Prime Minister yet to speak to father of London Bridge terror attack victim
Mr Merritt said Jack would be ‘livid’ if he could comment on his death.
The Prime Minister has admitted he is yet to speak to the father of London Bridge terror attack victim Jack Merritt, who accused him of trying to “make political capital” from his son’s death.
Mr Johnson sought to blame Labour for the early release of convicted terrorist Usman Khan who killed 25-year-old Jack and 23-year-old Saskia Jones in the attack at London’s Fishmongers’ Hall last month.

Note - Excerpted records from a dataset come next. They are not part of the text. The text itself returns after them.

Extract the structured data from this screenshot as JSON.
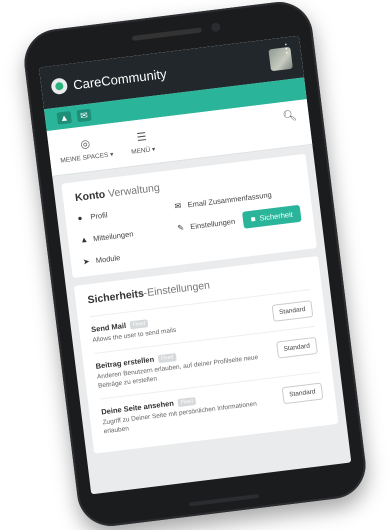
{
  "app": {
    "title": "CareCommunity"
  },
  "nav": {
    "spaces_label": "MEINE SPACES ▾",
    "menu_label": "MENÜ ▾"
  },
  "konto": {
    "title_bold": "Konto",
    "title_rest": "Verwaltung",
    "profil": "Profil",
    "email": "Email Zusammenfassung",
    "mitteilungen": "Mitteilungen",
    "einstellungen": "Einstellungen",
    "sicherheit": "Sicherheit",
    "module": "Module"
  },
  "sicherheit": {
    "title_bold": "Sicherheits",
    "title_rest": "-Einstellungen",
    "items": [
      {
        "title": "Send Mail",
        "badge": "Fixed",
        "desc": "Allows the user to send mails",
        "button": "Standard"
      },
      {
        "title": "Beitrag erstellen",
        "badge": "Fixed",
        "desc": "Anderen Benutzern erlauben, auf deiner Profilseite neue Beiträge zu erstellen",
        "button": "Standard"
      },
      {
        "title": "Deine Seite ansehen",
        "badge": "Fixed",
        "desc": "Zugriff zu Deiner Seite mit persönlichen Informationen erlauben",
        "button": "Standard"
      }
    ]
  },
  "colors": {
    "accent": "#2ab59b",
    "topbar": "#22272b"
  }
}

He claimed Khan, who was freed halfway through a 16-year jail sentence, was on the streets because of laws introduced by a “leftie government” and has committed to changing sentencing law.

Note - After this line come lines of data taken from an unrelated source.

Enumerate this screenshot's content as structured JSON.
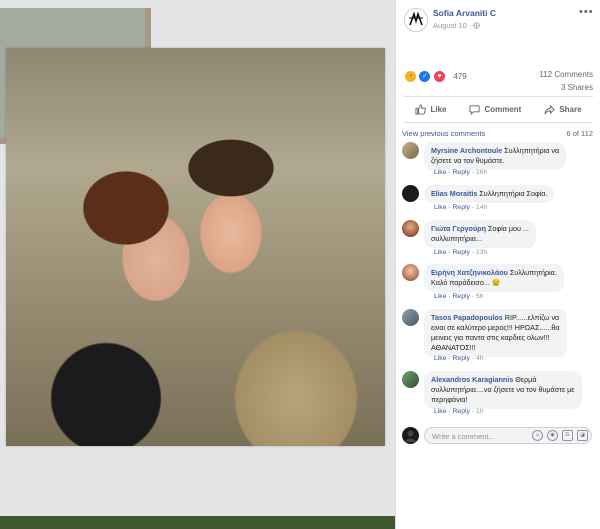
{
  "post": {
    "author": "Sofia Arvaniti C",
    "date": "August 10",
    "reaction_count": "479",
    "comments_count": "112 Comments",
    "shares_count": "3 Shares"
  },
  "actions": {
    "like": "Like",
    "comment": "Comment",
    "share": "Share"
  },
  "comments_header": {
    "view_previous": "View previous comments",
    "page_info": "6 of 112"
  },
  "comments": [
    {
      "name": "Myrsine Archontoule",
      "text_line1": "Συλληπητήρια να",
      "text_line2": "ζήσετε να τον θυμάστε.",
      "like": "Like",
      "reply": "Reply",
      "time": "16h"
    },
    {
      "name": "Elias Moraitis",
      "text_line1": "Συλληπητήρια Σοφία.",
      "like": "Like",
      "reply": "Reply",
      "time": "14h"
    },
    {
      "name": "Γιώτα Γεργούρη",
      "text_line1": "Σοφία μου ...",
      "text_line2": "συλλυπητήρια...",
      "like": "Like",
      "reply": "Reply",
      "time": "13h"
    },
    {
      "name": "Ειρήνη Χατζηνικολάου",
      "text_line1": "Συλλυπητήρια.",
      "text_line2": "Καλό παράδεισο... 😢",
      "like": "Like",
      "reply": "Reply",
      "time": "5h"
    },
    {
      "name": "Tasos Papadopoulos",
      "text_line1": "RIP......ελπίζω να",
      "text_line2": "ειναι σε καλύτερο μερος!!! ΗΡΩΑΣ......θα",
      "text_line3": "μεινεις για παντα στις καρδιες ολων!!!",
      "text_line4": "ΑΘΑΝΑΤΟΣ!!!",
      "like": "Like",
      "reply": "Reply",
      "time": "4h"
    },
    {
      "name": "Alexandros Karagiannis",
      "text_line1": "Θερμά",
      "text_line2": "συλλυπητήρια....να ζήσετε να τον θυμάστε με",
      "text_line3": "περηφάνια!",
      "like": "Like",
      "reply": "Reply",
      "time": "1h"
    }
  ],
  "composer": {
    "placeholder": "Write a comment..."
  },
  "colors": {
    "link_blue": "#385898",
    "bubble_bg": "#f2f3f5",
    "meta_grey": "#90949c"
  },
  "icons": [
    "more-icon",
    "globe-icon",
    "like-icon",
    "comment-icon",
    "share-icon",
    "emoji-icon",
    "camera-icon",
    "gif-icon",
    "sticker-icon"
  ]
}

But David Merritt said his son, who was the course co-ordinator of a prison rehabilitation programme, “would not wish his death to be used as the pretext for more draconian sentences or for detaining people unnecessarily”.
Speaking to ITV News London, Mr Johnson said: “I have every sympathy with the families of both Jack and Saskia, who lost their lives at London Bridge in the attack by Usman Khan.
“What I would say, with great respect, is that I stick to my position, which is that actually I don’t think its sensible for people who are convicted of crimes of terrorism such as Usman Khan to be out automatically on early release.
“I said that long before the event took place – I said it in August.”
Pressed on whether he would pick up up the phone to speak to Mr Merritt, Mr Johnson replied: “With great respect, I will keep my contacts with families of victims private, if that’s alright.”
Previously writing in the Guardian, Mr Merritt said Jack would be “livid” if he could comment on his death.
“He would be seething at his death, and his life, being used to perpetuate an agenda of hate that he gave his everything fighting against,” he said.
Mr Merritt later accused the Prime Minister of lying during the BBC Election Debate with Labour leader Jeremy Corbyn, saying Mr Johnson was taking people “for a ride”.
When discussing security in the debate Mr Johnson said the automatic release of offenders like Khan was “wrong”.
But Mr Merritt said on Twitter that there was no justification for cutting the early release tariff and claimed it was just trying to “look tough”.
“If prisoners have engaged with rehabilitation and turned their lives around, why should they be punished for what Khan did?” he said.